Before plotting, it is necessary to undo the z-score and logarithmic normalization.

In [None]:
unnormalized_ts = train_dataset.inverse_transform_data(item['ts'][:,0,...])
channel_order = config["data"]["channels"]
fig = plt.figure(figsize=np.array([4,4]), dpi=300)
gs = gridspec.GridSpec(4, 4, figure=fig, wspace=0, hspace=0)

limits = {}

for i in range(4):
    for j in range(4):
        n = i*4 + j
        if n < len(channel_order):

            ax = fig.add_subplot(gs[i,j])
            channel = channel_order[n]
            if 'hmi' not in channel:
                lim = np.percentile(unnormalized_ts[n,...][unnormalized_ts[n,...]!=0], 99)
                ax.imshow(unnormalized_ts[n,...], cmap=f'sdo{channel}', vmin=0, vmax=lim)
                font_color = 'w'

            else:
                font_color = 'k'
                if "_v" not in channel:
                    lim = 1000
                    ax.imshow(unnormalized_ts[n,...], cmap=f'hmimag', vmin = -lim, vmax=lim)
                else:
                    lim = 1000
                    ax.imshow(unnormalized_ts[n,...], cmap=f'coolwarm', vmin = -lim, vmax=lim)                    

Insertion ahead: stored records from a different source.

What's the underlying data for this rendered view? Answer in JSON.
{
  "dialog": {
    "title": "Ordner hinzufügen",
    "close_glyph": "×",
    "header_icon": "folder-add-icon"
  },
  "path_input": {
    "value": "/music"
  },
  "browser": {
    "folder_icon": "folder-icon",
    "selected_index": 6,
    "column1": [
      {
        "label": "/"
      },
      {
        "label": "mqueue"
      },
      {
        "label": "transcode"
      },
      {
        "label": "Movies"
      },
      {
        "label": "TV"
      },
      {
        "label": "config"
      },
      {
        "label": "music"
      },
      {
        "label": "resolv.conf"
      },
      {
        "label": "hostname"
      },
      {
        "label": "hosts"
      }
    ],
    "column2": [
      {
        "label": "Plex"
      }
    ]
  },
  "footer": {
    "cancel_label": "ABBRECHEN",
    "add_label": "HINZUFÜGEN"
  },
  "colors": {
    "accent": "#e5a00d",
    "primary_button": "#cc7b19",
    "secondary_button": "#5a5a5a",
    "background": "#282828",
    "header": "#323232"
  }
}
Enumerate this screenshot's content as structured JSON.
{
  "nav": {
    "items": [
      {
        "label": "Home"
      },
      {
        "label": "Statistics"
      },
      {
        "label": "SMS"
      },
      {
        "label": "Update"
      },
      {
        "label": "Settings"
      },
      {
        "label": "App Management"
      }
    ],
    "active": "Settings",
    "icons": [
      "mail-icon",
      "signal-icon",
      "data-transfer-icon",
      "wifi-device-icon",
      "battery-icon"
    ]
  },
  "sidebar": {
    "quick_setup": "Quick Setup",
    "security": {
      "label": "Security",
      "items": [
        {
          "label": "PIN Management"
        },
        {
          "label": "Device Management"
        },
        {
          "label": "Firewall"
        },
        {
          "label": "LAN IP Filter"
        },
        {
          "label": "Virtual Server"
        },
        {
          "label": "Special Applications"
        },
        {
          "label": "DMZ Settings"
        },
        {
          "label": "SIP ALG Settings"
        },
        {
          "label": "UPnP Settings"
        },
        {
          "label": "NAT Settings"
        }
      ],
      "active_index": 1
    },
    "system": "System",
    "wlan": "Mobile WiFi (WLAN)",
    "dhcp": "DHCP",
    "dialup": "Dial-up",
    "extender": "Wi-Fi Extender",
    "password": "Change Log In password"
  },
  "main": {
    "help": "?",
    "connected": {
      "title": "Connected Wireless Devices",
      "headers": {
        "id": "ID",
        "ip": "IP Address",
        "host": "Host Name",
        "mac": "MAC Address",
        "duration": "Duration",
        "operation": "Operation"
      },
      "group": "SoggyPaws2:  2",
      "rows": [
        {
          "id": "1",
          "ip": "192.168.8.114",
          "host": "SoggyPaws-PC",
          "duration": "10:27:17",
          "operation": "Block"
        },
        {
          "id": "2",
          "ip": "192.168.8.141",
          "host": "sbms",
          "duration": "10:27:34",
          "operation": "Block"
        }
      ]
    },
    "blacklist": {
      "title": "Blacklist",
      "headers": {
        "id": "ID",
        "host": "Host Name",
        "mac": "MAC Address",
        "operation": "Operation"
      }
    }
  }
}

            ax.text(0.01, 0.99, channel, transform=ax.transAxes, horizontalalignment='left', verticalalignment='top', color=font_color, fontsize=5)  
            ax.set_xticks([])
            ax.set_yticks([])             

## Define dataloader

Now the dataloader will return also a surya stack alongside our flaring data

In [None]:
data_loader = DataLoader(
                dataset=train_dataset,
                batch_size=2
            )

In [None]:
batch = next(iter(data_loader))
batch.keys()

And now it will also have a batch dimension of 2 (batch dimensions are typically the leftmost dimension in a tensor's shape)

In [None]:
batch['ts'].shape

## Conclusions

Once this notebook runs successfully you have a dataset and dataloaders done and ready to train a DS application. The next step continues in 1_baseline_template.ipynb which will involve putting together a simple baseline including metrics and a training loop that can be used to compare with Surya.